It's hard to capture in words, but Sunrise Manor is truly a place where peoples hearts and souls come pouring out, even in indirect ways at times and I just feel so lucky to be a part of these peoples' lives.

10/11/08 12:32 pm - October

So tonight I'm going out to the city with all my best friends to celebrate all of the October birthdays. I am so excited. I went to sleep really early last night and woke up pretty early this morning. I am in such an emotional mood, don't know why. I keep thinking about how lucky I am and how many really good people I have in my life. I don't see all of my friends that often, but I'm so fortunate to have known a lot of these girls for so long and every time we are together it's back to how it was when we hung out all the time. Sometimes you sit and think about how people are so different and it's so amazing to me that I have been lucky to find friends that I truly admire, trust and respect so much. Each of my friends are so different and I can tell you different qualities that I admire in each of them. Blah blah, i'm rambling but, long story short, I'm lucky.
For awhile I was pretty caught up in a lot of bad habits and I feel like I'm finally starting to change and get my priorities in check. Feels really good, before I was constantly looking for the next quick fix for my happiness. It's hard to pass up things that I know will give me that excitement and fun for the night, but I know ultimately its just going to keep me down and not let me advance with my life in any way.
Now if I could only figure out a Halloween costume I'd be set. =)

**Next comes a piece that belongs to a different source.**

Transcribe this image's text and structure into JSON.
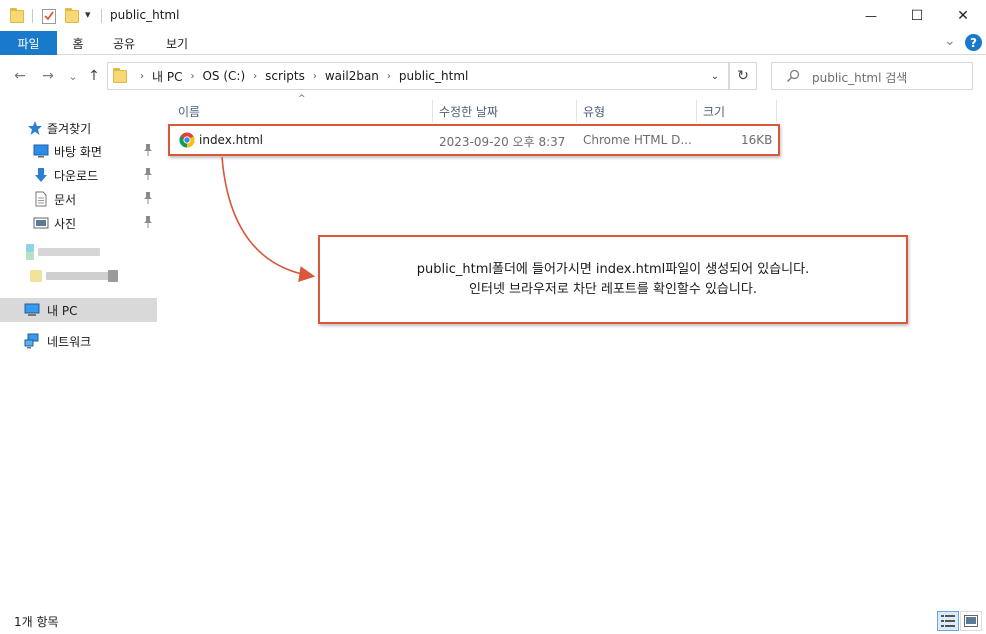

3/24/08 02:49 pm - a world of possibilities

I get these waves of feelings a lot lately. I start thinking about how wonderful life can be and how exciting. I start thinking about all these great things I want to do, could do. I get so overwhelmed and I feel like I can't catch my breath. It's so sick ha. Sometimes songs make me feel like this, funny and maybe lame but whatever. I was with my family the other night and i was anticipating a lot of awkwardness because of certain things in the past, but it turned out being so much fun. I just had so much love for them all in that moment. Every bit of anger or resentment I had for anyone disappeared and I just felt like that all didn't matter anymore. Life is so fucking short and far too incredible to waste on such petty garbage. Life is truly full of so many possibilities. I want to move out of the comfortable.

Funny thing is that when I don't feel like this, i have the complete opposite view of life.

Just got to keep reminding myself how lucky I am and to not forget it. Remember to take advantage of all my good fortunes.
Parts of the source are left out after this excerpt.